Fast drei Jahrzehnte war die Berliner Mauer das weithin sichtbare Monument der Teilung Deutschlands und der Teilung der Welt. Von Anfang an war sie steinerne Metapher einer unmenschlichen Politik. Von Anfang an war sie untrügliches Symbol für einen politischen Zynismus, der vor menschlichem Leid keinen Halt macht.
Die Mauer wurde im August 1961 errichtet.
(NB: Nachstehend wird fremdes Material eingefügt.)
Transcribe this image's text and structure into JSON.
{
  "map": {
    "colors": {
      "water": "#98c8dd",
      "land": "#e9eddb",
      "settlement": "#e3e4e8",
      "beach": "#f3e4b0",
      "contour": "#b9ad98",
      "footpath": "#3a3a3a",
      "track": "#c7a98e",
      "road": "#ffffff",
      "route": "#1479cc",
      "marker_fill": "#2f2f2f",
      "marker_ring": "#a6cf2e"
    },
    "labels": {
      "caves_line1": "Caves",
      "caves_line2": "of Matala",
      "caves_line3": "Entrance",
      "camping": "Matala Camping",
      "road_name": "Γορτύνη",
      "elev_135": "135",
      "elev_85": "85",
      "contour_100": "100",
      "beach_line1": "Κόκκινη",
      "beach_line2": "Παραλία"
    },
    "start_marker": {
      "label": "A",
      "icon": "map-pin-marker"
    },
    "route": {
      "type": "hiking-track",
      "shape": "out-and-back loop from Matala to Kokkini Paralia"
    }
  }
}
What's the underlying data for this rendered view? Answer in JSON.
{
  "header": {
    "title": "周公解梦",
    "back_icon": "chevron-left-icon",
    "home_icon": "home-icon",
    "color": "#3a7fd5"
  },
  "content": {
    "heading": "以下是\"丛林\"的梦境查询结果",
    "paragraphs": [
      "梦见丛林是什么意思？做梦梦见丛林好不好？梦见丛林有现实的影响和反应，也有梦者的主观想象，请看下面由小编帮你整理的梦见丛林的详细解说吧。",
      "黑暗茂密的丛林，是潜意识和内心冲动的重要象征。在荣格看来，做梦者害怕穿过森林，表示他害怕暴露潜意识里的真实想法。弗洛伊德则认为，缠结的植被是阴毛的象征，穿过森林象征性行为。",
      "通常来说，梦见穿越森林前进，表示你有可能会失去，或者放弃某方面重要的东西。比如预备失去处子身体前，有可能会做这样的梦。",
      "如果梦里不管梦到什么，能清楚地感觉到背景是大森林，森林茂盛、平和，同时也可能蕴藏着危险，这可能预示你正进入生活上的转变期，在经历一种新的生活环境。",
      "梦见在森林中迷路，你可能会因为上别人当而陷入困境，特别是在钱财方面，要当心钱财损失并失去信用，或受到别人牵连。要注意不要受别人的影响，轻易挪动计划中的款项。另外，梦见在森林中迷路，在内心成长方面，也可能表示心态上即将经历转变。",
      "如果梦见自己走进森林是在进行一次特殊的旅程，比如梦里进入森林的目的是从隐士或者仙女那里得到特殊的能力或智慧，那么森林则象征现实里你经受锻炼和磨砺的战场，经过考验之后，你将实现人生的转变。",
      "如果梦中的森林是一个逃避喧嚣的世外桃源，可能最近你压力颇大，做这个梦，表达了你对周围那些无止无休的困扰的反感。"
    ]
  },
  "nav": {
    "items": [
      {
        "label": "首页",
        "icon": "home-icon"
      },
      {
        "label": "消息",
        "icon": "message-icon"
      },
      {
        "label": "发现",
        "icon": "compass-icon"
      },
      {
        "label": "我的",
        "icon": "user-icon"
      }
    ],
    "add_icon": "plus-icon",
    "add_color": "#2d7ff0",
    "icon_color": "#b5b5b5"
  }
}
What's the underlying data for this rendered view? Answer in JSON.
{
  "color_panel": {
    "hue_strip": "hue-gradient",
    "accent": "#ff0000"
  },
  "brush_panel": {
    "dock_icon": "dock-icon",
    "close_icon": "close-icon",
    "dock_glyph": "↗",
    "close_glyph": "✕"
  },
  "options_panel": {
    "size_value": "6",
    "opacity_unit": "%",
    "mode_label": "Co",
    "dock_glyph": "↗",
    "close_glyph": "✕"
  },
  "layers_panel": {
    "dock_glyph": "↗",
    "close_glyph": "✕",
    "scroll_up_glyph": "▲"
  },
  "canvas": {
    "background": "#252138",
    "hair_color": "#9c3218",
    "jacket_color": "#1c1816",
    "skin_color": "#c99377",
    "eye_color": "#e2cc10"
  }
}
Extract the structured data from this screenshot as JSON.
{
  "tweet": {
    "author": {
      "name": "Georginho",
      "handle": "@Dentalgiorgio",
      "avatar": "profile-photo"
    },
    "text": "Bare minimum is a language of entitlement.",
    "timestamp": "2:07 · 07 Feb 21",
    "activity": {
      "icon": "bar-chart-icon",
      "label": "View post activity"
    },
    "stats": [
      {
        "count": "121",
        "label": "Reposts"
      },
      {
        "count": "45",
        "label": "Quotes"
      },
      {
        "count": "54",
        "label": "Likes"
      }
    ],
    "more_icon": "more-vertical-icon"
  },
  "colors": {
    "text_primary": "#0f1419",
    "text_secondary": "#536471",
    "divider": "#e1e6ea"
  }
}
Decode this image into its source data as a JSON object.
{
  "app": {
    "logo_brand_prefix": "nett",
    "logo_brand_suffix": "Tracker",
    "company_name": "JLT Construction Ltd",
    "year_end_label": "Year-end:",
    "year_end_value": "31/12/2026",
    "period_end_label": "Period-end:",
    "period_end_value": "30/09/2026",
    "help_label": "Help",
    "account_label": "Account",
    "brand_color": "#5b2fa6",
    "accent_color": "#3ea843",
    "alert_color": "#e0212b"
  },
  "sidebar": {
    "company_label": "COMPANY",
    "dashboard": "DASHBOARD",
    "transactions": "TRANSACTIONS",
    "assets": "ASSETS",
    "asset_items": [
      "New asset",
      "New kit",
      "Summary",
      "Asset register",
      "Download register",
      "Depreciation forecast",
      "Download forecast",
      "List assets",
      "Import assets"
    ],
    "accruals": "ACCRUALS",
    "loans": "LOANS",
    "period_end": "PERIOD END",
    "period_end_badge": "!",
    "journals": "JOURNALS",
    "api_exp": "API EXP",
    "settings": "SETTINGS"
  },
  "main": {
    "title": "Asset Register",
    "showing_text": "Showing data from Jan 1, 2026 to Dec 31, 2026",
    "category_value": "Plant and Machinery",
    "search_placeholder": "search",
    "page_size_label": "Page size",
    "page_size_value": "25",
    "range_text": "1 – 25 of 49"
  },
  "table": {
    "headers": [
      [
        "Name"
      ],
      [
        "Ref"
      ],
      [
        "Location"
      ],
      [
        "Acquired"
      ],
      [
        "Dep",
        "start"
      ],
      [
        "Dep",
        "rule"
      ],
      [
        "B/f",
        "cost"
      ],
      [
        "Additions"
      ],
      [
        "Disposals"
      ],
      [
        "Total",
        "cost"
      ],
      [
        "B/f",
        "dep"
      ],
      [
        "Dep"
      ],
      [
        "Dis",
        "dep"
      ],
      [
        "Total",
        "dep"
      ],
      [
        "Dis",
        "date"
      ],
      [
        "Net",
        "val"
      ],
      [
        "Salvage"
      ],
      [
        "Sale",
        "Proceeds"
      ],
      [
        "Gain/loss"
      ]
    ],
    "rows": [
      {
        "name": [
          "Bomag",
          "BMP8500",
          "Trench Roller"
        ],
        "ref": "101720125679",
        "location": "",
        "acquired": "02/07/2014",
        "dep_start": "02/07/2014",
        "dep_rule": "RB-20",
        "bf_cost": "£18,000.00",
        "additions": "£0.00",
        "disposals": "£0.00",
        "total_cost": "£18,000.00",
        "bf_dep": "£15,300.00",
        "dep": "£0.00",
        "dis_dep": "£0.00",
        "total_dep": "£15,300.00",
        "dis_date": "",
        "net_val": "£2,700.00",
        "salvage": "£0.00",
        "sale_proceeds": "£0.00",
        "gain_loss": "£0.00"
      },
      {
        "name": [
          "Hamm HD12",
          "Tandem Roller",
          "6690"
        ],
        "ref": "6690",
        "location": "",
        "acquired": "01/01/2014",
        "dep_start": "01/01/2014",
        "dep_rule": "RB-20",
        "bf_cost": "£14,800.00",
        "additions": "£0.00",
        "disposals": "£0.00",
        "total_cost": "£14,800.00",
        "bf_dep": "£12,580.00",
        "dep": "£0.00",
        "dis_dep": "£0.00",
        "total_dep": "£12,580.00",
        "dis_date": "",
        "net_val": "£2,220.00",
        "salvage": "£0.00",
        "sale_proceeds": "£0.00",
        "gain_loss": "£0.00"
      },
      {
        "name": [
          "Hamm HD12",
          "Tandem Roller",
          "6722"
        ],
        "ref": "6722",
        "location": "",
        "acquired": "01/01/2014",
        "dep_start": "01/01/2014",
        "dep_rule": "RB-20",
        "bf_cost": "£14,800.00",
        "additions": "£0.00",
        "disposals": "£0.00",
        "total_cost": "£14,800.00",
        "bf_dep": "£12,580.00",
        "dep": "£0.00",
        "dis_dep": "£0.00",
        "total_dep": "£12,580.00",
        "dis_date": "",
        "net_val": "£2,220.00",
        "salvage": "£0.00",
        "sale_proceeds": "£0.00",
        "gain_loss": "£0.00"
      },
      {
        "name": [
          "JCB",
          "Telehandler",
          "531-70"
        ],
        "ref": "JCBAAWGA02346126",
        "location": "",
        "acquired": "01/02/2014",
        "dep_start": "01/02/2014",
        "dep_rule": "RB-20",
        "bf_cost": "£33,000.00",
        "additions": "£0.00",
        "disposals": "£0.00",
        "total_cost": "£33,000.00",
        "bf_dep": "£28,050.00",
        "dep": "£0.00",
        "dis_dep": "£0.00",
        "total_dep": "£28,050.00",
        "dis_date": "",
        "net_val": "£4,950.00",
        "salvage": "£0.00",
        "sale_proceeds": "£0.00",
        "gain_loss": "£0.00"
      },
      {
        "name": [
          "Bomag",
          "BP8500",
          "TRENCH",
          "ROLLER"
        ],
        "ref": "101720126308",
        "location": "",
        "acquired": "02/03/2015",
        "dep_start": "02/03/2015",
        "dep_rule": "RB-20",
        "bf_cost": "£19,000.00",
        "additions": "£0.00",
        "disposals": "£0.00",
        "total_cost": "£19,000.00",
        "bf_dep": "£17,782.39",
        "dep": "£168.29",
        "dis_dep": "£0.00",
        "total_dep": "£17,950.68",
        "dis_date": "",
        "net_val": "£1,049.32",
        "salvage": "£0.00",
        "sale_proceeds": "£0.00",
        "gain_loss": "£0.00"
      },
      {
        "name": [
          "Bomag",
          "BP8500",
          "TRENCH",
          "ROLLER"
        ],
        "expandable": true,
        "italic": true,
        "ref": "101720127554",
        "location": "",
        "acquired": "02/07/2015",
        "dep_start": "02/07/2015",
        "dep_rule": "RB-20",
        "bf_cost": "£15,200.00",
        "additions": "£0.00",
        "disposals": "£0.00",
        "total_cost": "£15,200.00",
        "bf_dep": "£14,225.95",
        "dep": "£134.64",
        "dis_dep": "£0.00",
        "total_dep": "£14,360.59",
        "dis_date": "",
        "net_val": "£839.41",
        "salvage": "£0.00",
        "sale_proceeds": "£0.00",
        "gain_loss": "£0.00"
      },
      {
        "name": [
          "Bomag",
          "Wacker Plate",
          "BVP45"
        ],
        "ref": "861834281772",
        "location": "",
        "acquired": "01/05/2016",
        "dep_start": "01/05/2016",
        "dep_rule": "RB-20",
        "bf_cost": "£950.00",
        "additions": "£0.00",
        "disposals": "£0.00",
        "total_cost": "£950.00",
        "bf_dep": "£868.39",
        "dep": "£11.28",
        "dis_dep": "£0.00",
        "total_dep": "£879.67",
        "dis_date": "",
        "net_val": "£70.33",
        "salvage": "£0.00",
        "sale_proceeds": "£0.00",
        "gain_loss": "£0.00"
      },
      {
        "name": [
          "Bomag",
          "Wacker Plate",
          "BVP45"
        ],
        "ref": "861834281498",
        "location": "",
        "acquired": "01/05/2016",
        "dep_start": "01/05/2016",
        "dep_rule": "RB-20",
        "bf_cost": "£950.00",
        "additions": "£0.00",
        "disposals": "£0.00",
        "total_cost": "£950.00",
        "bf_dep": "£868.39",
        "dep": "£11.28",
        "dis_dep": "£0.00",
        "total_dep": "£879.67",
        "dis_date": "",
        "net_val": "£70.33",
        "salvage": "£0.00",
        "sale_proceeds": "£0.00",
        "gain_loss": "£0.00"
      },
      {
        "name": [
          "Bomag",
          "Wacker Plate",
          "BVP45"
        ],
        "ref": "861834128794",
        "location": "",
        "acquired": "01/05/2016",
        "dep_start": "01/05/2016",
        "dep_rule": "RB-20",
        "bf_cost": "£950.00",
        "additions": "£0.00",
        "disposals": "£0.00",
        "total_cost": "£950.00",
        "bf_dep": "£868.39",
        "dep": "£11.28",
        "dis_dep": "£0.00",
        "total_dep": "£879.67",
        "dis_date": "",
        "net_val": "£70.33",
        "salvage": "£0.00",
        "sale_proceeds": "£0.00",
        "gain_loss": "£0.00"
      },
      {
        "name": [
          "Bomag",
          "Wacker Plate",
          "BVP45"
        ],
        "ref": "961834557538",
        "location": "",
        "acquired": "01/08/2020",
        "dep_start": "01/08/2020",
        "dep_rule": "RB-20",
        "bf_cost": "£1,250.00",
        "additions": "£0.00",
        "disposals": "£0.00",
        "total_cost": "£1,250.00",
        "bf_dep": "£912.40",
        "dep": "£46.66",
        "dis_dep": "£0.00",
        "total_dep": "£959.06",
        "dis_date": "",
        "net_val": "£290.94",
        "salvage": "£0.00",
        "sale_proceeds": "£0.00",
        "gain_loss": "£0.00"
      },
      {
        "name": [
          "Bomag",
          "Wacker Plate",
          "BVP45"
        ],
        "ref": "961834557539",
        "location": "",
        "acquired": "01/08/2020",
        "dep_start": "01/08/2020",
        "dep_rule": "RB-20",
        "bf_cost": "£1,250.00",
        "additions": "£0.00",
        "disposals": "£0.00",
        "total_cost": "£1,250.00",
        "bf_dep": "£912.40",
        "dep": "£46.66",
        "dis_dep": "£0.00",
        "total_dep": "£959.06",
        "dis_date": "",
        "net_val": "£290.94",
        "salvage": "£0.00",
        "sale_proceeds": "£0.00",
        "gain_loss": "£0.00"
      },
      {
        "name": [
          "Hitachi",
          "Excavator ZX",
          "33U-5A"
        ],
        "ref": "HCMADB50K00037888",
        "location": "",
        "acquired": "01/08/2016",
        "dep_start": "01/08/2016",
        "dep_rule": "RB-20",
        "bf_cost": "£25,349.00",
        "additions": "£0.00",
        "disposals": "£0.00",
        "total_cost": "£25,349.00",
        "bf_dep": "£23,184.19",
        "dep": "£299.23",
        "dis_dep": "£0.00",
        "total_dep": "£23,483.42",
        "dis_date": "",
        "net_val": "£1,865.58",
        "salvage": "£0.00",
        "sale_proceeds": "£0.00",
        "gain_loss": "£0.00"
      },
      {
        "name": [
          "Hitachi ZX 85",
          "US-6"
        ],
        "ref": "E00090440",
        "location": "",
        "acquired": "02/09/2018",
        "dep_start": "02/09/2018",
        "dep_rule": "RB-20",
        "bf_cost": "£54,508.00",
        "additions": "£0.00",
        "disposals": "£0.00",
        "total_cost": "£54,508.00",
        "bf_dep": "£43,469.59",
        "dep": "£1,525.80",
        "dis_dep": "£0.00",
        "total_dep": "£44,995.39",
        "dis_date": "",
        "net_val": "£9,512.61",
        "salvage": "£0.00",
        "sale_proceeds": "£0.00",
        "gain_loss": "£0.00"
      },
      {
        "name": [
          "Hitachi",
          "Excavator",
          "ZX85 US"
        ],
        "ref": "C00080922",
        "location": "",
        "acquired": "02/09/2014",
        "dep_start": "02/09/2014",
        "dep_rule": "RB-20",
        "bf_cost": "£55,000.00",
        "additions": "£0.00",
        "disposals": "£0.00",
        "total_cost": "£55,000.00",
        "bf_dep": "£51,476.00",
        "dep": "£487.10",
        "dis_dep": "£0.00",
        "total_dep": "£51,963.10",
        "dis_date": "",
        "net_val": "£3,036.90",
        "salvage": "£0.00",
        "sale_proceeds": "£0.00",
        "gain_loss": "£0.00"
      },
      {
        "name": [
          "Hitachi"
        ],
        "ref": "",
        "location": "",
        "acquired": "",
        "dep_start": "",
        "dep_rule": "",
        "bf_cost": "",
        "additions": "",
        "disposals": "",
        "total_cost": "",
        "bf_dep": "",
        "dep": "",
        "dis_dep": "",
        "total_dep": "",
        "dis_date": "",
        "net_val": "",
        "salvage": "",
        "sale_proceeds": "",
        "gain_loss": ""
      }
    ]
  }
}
Die kommunistische Führung der DDR stilisierte die innerdeutsche Grenze zum „antifaschistischen Schutzwall“, der einen angeblich drohenden Präventivkrieg der Westmächte vereiteln, den Frieden in Europa retten sollte. Doch die brutalen Sperranlagen hatten in Wirklichkeit eine andere Funktion: Sie sollten die Massenflucht ostdeutscher Bürgerinnen und Bürger in den Westen stoppen. Zwischen Oktober 1949 und August 1961 hatten ca. 2,7 Millionen Menschen die DDR verlassen. Das war eine vernichtende Abstimmung mit den Füßen gegen die Kommunisten.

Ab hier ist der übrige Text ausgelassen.